PurelyFunctional.tv is my number one newsletter at the moment. Eric Normand focuses most of his content on higher-level discussions, legendary talks, papers (I really like his Computer Science oriented newsletters). Usually great food for thought beyond just Clojure as a language. He also runs Clojure workshops and offers on-line courses. What I don't like is the amount of personal marketing I get in my inbox, but that's the trade-off.

The REPL, a weekly Clojure newsletter, by Daniel Compton.

Tools

I feel productive in Clojure with Vim plus two plugins: vim-fireplace and vim-sexp-mappings-for-regular-people. It may not be the perfect playground for Clojure, but it's miles better than nothing.

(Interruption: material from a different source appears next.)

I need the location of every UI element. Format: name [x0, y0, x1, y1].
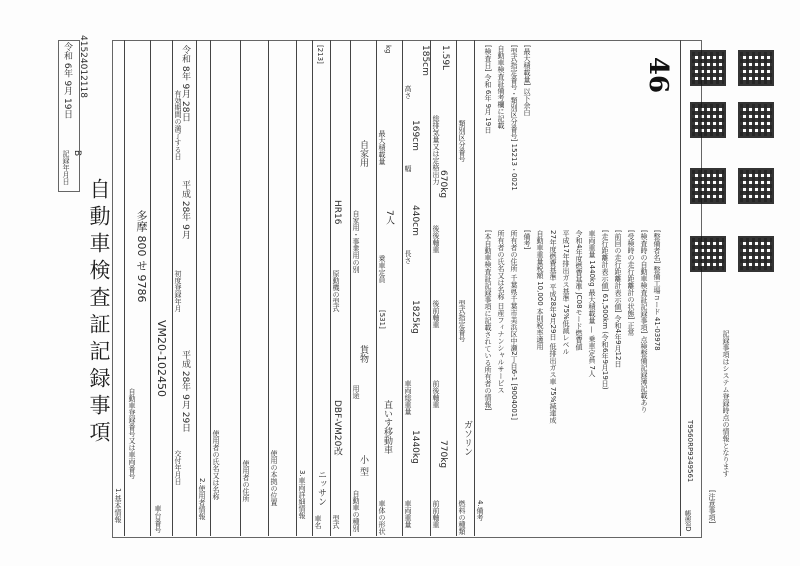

Although the REPL is an invaluable tool, being able to watch tests in a tmux split works wonders for me. clojure-expectations was my test library of choice and has been awesome since the beginning. Super low learning curve for beginners, and yet very powerful for more advanced usages.

Lessons Learned

  1. Rewriting code from one language to another is always a challenge and forces you to think about language idioms, even more if the original was writen in Ruby, Java, C# and the like. I did attempt to rewrite the GildedRose Refactoring Kata to Clojure and refactor it. Great feeling of accomplishment in the beginning!

  2. When learning something completely new, people need that feeling of discovery, so it's important to introduce new concepts on demand.

  3. Get used to read the Clojure docs. Avoid your Stack Overflow instincts. When starting to learn a language it's super important to get the fundamentals right. Two sources come to mind: Clojure Docs (official documentation + lots of examples), and Clojure lang reference (good reading for understanding Clojure in more detail, but can be a little too dense for starters).